The output datalayers ranked every 5m pixel for the degree of impact it offered by optimising its habitat type, so it was simple to identify where actions should be targeted. Where the most effective interventions were not possible due to local considerations, the next effective locations could be considered and so on until agreement was reached. Datalayers were produced for each service individually, as well as the most effective compromise for provision of all services simultaneously.
Some example of output maps can be viewed here http://viridianlogic.com/windrush-catchment-scale-planning/
This was a commercial application of ecosystem service modelling. The client - a wildlife trust - wanted to understand how improving natural habitats within the catchment could also improve ecosystem services, especially around water quantity and quality. This could be used for decision support on conservation activities and to engage stakeholders beyond environmental conservation.

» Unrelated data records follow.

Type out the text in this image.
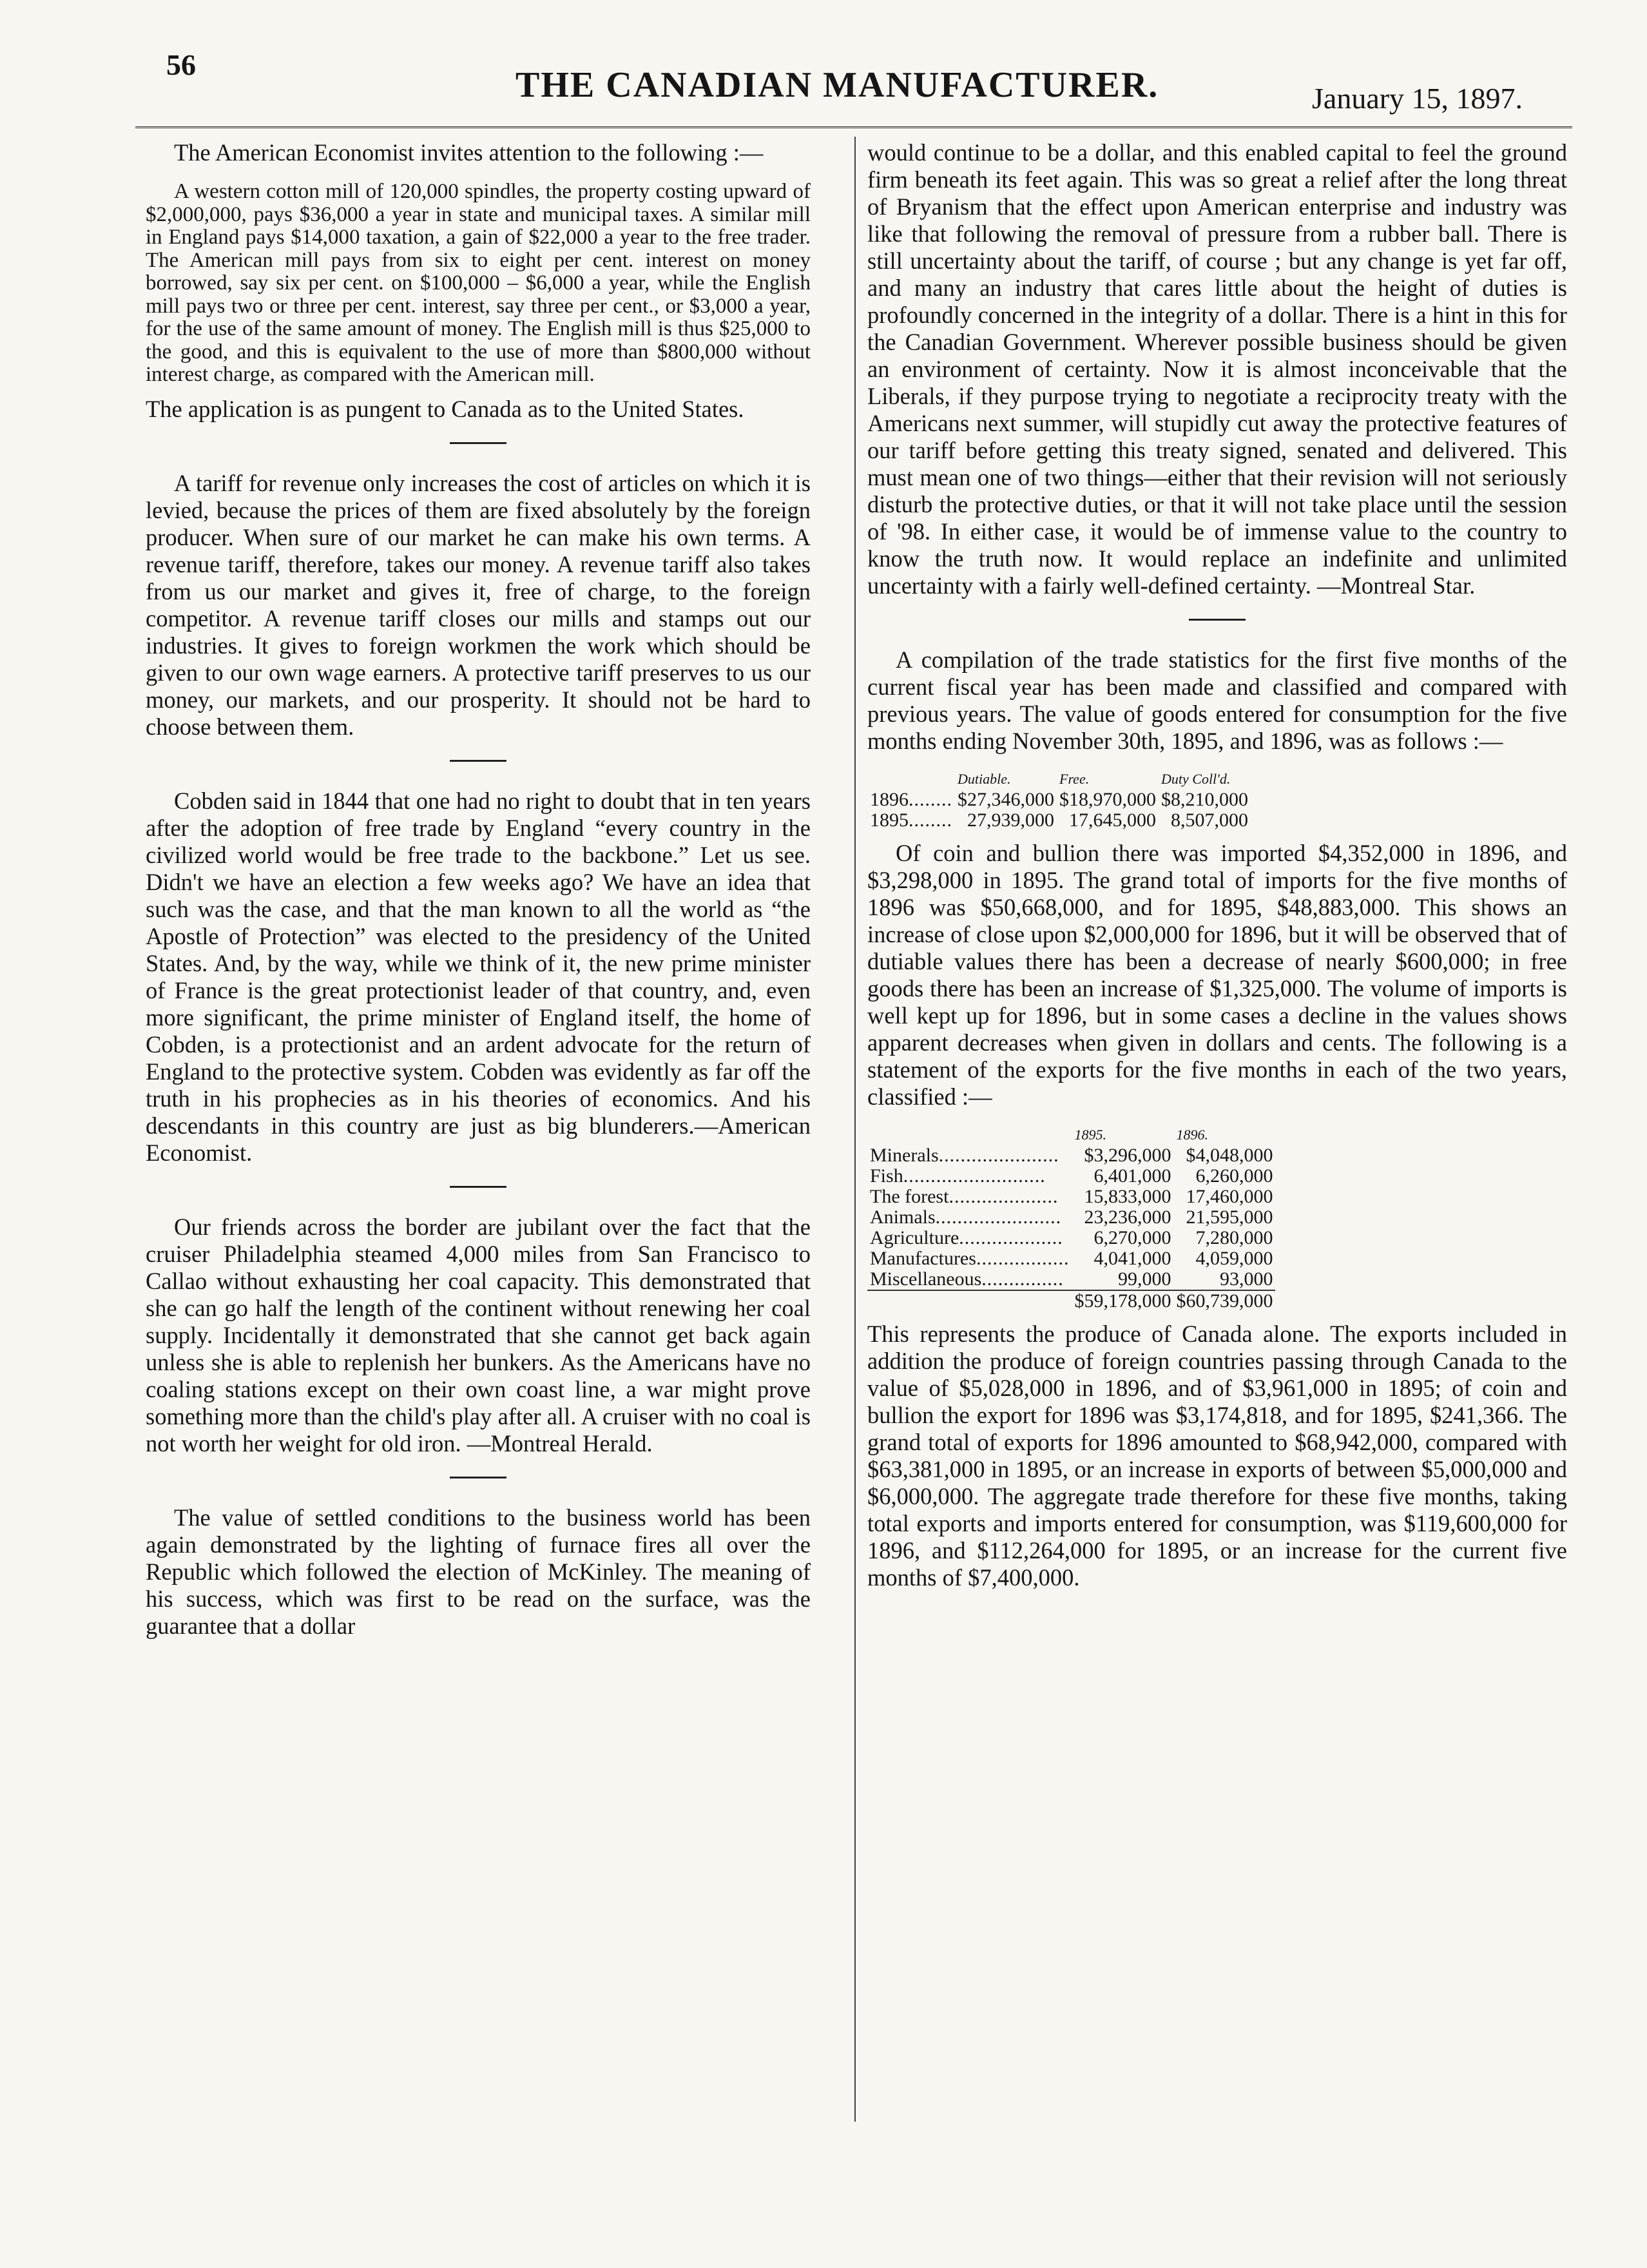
56
THE CANADIAN MANUFACTURER.	January 15, 1897.

The American Economist invites attention to the following :—

A western cotton mill of 120,000 spindles, the property costing upward of $2,000,000, pays $36,000 a year in state and municipal taxes. A similar mill in England pays $14,000 taxation, a gain of $22,000 a year to the free trader. The American mill pays from six to eight per cent. interest on money borrowed, say six per cent. on $100,000 – $6,000 a year, while the English mill pays two or three per cent. interest, say three per cent., or $3,000 a year, for the use of the same amount of money. The English mill is thus $25,000 to the good, and this is equivalent to the use of more than $800,000 without interest charge, as compared with the American mill.

The application is as pungent to Canada as to the United States.

A tariff for revenue only increases the cost of articles on which it is levied, because the prices of them are fixed absolutely by the foreign producer. When sure of our market he can make his own terms. A revenue tariff, therefore, takes our money. A revenue tariff also takes from us our market and gives it, free of charge, to the foreign competitor. A revenue tariff closes our mills and stamps out our industries. It gives to foreign workmen the work which should be given to our own wage earners. A protective tariff preserves to us our money, our markets, and our prosperity. It should not be hard to choose between them.

Cobden said in 1844 that one had no right to doubt that in ten years after the adoption of free trade by England “every country in the civilized world would be free trade to the backbone.” Let us see. Didn't we have an election a few weeks ago? We have an idea that such was the case, and that the man known to all the world as “the Apostle of Protection” was elected to the presidency of the United States. And, by the way, while we think of it, the new prime minister of France is the great protectionist leader of that country, and, even more significant, the prime minister of England itself, the home of Cobden, is a protectionist and an ardent advocate for the return of England to the protective system. Cobden was evidently as far off the truth in his prophecies as in his theories of economics. And his descendants in this country are just as big blunderers.—American Economist.

Our friends across the border are jubilant over the fact that the cruiser Philadelphia steamed 4,000 miles from San Francisco to Callao without exhausting her coal capacity. This demonstrated that she can go half the length of the continent without renewing her coal supply. Incidentally it demonstrated that she cannot get back again unless she is able to replenish her bunkers. As the Americans have no coaling stations except on their own coast line, a war might prove something more than the child's play after all. A cruiser with no coal is not worth her weight for old iron. —Montreal Herald.

The value of settled conditions to the business world has been again demonstrated by the lighting of furnace fires all over the Republic which followed the election of McKinley. The meaning of his success, which was first to be read on the surface, was the guarantee that a dollar

would continue to be a dollar, and this enabled capital to feel the ground firm beneath its feet again. This was so great a relief after the long threat of Bryanism that the effect upon American enterprise and industry was like that following the removal of pressure from a rubber ball. There is still uncertainty about the tariff, of course ; but any change is yet far off, and many an industry that cares little about the height of duties is profoundly concerned in the integrity of a dollar. There is a hint in this for the Canadian Government. Wherever possible business should be given an environment of certainty. Now it is almost inconceivable that the Liberals, if they purpose trying to negotiate a reciprocity treaty with the Americans next summer, will stupidly cut away the protective features of our tariff before getting this treaty signed, senated and delivered. This must mean one of two things—either that their revision will not seriously disturb the protective duties, or that it will not take place until the session of '98. In either case, it would be of immense value to the country to know the truth now. It would replace an indefinite and unlimited uncertainty with a fairly well-defined certainty. —Montreal Star.

A compilation of the trade statistics for the first five months of the current fiscal year has been made and classified and compared with previous years. The value of goods entered for consumption for the five months ending November 30th, 1895, and 1896, was as follows :—

	Dutiable.	Free.	Duty Coll'd.
1896........	$27,346,000	$18,970,000	$8,210,000
1895........	27,939,000	17,645,000	8,507,000

Of coin and bullion there was imported $4,352,000 in 1896, and $3,298,000 in 1895. The grand total of imports for the five months of 1896 was $50,668,000, and for 1895, $48,883,000. This shows an increase of close upon $2,000,000 for 1896, but it will be observed that of dutiable values there has been a decrease of nearly $600,000; in free goods there has been an increase of $1,325,000. The volume of imports is well kept up for 1896, but in some cases a decline in the values shows apparent decreases when given in dollars and cents. The following is a statement of the exports for the five months in each of the two years, classified :—

	1895.	1896.
Minerals......................	$3,296,000	$4,048,000
Fish..........................	6,401,000	6,260,000
The forest....................	15,833,000	17,460,000
Animals.......................	23,236,000	21,595,000
Agriculture...................	6,270,000	7,280,000
Manufactures.................	4,041,000	4,059,000
Miscellaneous...............	99,000	93,000
	$59,178,000	$60,739,000

This represents the produce of Canada alone. The exports included in addition the produce of foreign countries passing through Canada to the value of $5,028,000 in 1896, and of $3,961,000 in 1895; of coin and bullion the export for 1896 was $3,174,818, and for 1895, $241,366. The grand total of exports for 1896 amounted to $68,942,000, compared with $63,381,000 in 1895, or an increase in exports of between $5,000,000 and $6,000,000. The aggregate trade therefore for these five months, taking total exports and imports entered for consumption, was $119,600,000 for 1896, and $112,264,000 for 1895, or an increase for the current five months of $7,400,000.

Such stakeholders included landowners for wider benefits of landuse change, funders for PES (including natural flood management), residents for active involvement, and regulators for policy support.
The outputs were particularly useful for these objectives, since the model ranked every 5m pixel across the catchment for its ability to improve local problems through nature based solutions, but did so using whole flow paths across the entire landscape. It also showed which habitat type should be created in each location. This meant that the optimising of ecosystem services could be balanced with other local priorities, restrictions and trade-offs. The understandable, visual presentation of results facilitated discussions with non-technical parties to achieve agreement.
The modelling was developed from the Natural Capital Project's RIOS system, and is appropriate for international use. Many of the datasets currently used are European or world-wide in scope. The outputs are in simple GIS format, so can be integrated with any other such modelling or surveys, including wider ecosystem service analyses. The model has been applied in mountainous, upland and lowland settings. It could be applied to urban setting, with appropriate data provision.
The prioritisation of impact gives a much richer result than the normal GIS opportunity mapping. It is important to keep output maps simple to understand. Quantification of flood reductions from NbS would be useful; this is now being developed by Viridian.